With more than 2,500 unfilled positions in this area and a nearly 26% growth rate of available jobs in the state, I believe we are positioning our students for success in the business community of Blackstone Valley and all of Massachusetts.
Forming a computer science pathway
An article in a recent issue of Hechinger Report, notes: “In fact, while a shortage of workers is pushing wages higher in the skilled trades, the financial return from a bachelor’s degree is softening, even as the price—and the average debt into which it plunges students—keeps going up.”
I believe that by offering our students a computer science pathway throughout their middle and high school years, we are setting up a great opportunity for Hopedale students. Many will pursue a bachelor’s degree, with some focusing on computer science; other students will be prepared to enter the Blackstone Valley business community, where there will be plenty of jobs available.
At the same time that we are developing these new and innovative course pathways for our students, we are expanding opportunities for internships and capstone projects. Our students are developing strong relationships with business community members this way. Last year, we had 34 connections in the Blackstone Valley for internships and 45 students who completed capstone projects.

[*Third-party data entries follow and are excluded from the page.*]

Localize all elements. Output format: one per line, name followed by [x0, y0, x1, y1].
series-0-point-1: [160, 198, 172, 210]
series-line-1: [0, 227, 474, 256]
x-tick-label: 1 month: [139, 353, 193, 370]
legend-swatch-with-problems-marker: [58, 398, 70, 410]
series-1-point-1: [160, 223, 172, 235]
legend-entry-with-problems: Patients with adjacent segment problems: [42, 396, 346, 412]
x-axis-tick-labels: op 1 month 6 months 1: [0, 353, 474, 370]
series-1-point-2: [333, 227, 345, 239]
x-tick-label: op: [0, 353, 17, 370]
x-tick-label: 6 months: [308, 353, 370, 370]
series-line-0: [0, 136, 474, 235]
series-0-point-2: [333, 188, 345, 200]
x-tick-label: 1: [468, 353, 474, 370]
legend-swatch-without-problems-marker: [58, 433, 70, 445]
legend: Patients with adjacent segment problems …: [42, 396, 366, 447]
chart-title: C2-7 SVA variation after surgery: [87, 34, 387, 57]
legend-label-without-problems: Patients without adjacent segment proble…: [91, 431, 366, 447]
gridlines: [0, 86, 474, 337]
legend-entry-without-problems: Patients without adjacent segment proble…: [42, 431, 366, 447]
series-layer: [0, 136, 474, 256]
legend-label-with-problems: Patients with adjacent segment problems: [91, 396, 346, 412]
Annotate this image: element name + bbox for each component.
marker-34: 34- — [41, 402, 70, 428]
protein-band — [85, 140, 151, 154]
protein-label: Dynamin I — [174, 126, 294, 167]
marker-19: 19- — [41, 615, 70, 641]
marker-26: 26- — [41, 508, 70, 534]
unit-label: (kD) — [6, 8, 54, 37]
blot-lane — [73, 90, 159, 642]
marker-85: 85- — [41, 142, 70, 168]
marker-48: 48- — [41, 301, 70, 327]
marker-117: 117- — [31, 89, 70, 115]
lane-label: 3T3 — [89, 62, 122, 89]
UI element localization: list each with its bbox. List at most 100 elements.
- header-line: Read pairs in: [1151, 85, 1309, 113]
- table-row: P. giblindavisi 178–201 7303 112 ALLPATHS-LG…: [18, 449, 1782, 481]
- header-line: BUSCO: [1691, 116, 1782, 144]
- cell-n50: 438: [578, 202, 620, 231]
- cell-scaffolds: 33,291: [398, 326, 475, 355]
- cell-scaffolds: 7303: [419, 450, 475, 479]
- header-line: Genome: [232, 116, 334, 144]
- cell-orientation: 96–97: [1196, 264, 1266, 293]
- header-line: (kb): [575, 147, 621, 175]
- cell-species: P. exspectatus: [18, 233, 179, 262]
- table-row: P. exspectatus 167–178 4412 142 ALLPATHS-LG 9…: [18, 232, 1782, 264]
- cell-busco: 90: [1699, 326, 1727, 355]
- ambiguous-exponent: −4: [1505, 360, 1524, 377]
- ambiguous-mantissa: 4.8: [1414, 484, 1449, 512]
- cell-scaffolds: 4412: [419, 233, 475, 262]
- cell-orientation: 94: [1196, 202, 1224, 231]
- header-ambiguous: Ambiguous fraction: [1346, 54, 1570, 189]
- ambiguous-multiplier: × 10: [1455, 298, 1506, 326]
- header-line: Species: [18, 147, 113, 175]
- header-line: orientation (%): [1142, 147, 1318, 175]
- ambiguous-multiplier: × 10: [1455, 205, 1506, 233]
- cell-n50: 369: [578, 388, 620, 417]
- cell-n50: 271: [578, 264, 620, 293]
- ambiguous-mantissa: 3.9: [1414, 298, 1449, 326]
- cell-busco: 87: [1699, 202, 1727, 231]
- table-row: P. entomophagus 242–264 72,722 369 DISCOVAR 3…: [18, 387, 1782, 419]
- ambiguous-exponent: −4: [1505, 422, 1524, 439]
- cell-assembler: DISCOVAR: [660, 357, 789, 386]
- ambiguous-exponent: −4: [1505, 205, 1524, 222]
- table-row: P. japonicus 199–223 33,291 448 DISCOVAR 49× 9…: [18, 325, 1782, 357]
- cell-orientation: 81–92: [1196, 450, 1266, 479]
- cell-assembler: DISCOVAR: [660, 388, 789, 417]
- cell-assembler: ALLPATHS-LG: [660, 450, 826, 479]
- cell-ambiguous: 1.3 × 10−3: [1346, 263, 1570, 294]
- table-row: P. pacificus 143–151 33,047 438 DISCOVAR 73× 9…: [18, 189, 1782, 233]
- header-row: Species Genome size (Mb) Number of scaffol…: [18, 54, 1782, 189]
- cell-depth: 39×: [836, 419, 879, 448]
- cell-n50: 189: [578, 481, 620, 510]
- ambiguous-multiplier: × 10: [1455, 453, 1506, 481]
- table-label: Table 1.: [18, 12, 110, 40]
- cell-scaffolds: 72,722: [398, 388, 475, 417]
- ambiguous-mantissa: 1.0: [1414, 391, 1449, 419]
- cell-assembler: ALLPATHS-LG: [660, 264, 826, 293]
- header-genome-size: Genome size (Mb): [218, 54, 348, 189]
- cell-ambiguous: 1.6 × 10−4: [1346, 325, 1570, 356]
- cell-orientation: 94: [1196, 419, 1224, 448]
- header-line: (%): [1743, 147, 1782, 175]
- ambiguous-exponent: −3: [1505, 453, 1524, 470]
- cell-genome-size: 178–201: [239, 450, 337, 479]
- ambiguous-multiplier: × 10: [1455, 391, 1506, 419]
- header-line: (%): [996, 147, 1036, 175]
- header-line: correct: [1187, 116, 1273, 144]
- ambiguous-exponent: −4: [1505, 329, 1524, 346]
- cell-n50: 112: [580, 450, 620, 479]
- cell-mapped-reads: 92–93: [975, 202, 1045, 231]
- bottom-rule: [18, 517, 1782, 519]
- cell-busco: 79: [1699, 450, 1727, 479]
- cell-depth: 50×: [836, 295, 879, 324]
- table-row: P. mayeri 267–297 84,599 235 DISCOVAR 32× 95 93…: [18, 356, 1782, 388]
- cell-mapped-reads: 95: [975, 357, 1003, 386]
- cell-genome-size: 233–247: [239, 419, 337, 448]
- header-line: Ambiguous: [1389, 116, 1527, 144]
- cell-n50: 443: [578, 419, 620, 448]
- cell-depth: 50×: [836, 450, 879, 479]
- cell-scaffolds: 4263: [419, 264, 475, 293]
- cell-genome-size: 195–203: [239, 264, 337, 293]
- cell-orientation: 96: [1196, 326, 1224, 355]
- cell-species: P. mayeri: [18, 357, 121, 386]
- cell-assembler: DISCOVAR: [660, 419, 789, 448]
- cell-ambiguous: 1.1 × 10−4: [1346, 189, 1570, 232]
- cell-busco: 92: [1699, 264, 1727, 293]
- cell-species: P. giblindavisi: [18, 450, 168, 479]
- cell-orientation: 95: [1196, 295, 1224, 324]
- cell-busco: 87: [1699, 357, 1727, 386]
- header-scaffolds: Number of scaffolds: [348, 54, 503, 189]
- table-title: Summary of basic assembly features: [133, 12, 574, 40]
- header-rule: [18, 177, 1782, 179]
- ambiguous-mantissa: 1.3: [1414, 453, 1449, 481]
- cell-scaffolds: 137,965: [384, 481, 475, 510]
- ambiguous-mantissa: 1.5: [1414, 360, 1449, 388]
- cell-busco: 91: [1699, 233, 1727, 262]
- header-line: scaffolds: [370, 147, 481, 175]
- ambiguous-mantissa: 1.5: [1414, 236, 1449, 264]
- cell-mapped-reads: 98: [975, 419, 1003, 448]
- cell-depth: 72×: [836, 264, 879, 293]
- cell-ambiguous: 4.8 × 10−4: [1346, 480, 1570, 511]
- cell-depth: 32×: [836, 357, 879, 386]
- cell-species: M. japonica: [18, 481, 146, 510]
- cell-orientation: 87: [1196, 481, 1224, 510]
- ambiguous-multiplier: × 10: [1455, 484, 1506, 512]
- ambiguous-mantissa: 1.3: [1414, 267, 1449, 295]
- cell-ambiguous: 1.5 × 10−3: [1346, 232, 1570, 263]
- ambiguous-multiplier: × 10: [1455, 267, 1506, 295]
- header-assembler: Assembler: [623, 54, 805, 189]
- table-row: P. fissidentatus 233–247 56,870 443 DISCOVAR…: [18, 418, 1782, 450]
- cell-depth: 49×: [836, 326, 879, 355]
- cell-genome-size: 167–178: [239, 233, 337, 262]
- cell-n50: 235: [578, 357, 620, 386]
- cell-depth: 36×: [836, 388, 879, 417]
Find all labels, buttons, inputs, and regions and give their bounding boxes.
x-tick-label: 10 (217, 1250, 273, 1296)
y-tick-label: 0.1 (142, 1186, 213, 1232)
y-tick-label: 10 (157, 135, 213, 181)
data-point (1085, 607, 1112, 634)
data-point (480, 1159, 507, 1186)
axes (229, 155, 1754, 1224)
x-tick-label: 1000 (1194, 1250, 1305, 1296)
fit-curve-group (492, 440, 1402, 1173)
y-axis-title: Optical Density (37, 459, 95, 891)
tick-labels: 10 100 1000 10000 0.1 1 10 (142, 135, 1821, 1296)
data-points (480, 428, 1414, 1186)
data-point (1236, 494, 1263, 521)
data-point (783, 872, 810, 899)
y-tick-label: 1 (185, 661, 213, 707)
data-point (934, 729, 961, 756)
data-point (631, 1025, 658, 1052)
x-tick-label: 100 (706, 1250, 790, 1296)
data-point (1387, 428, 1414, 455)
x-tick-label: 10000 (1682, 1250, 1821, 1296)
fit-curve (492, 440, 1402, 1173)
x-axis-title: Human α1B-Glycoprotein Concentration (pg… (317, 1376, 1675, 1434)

We believe these connections will help our students get jobs right out of high school and/or college. With “market research analysts and marketing specialists” jobs increasing by 20% and “computer numerically controlled machine tool” jobs growing by 15% in Massachusetts, it is important for us to provide STEAM instruction.
Within just one year, it is wonderful to see how excited students are about the computer science pathway. Kids are trying out the robots and automobiles they have designed, built and programmed.
I see our kids collaborating to work out complex problems; I see teachers releasing responsibility of problem-solving to our children; and I see kids taking risks and not being afraid to make mistakes.
The results of our first year of implementation for our seventh- and eighth-grade computer science classes have been significant. Sixty-five percent of our students were satisfied or somewhat satisfied with the experience, and it is exceptional for middle school students to admit to being satisfied with a class.
After taking the class, 42% said, “I now have an interest in careers that involve science and technology,” and 43% said, “I now have an interest in careers that involve computer science.”
Prior to 2017, there was no in-school opportunity to experience a computer science pathway, despite Hopedale having higher-than-average technical services employers and growth in computer and mathematical occupations in Massachusetts. To provide students in middle school with a chance to explore computer science is a benefit—even if they don’t want to pursue it as a career.
In our survey,23% of students said, “While I enjoyed the class, it helped me understand that I would not want to pursue this subject as a career.” This knowledge is just as critical as finding the right career path.
This is just the beginning. We believe that our relationship with ASA will continue for many years. We have already accomplished so much in year one, and we are certain we will continue to build our program and offerings together.
Our collaboration with ASA is an exceptional example of how the support of local business can positively impact our schools, and may positively impact our college and business communities in the future.
Karen M. Crebase is the superintendent of schools for Hopedale, Massachusetts.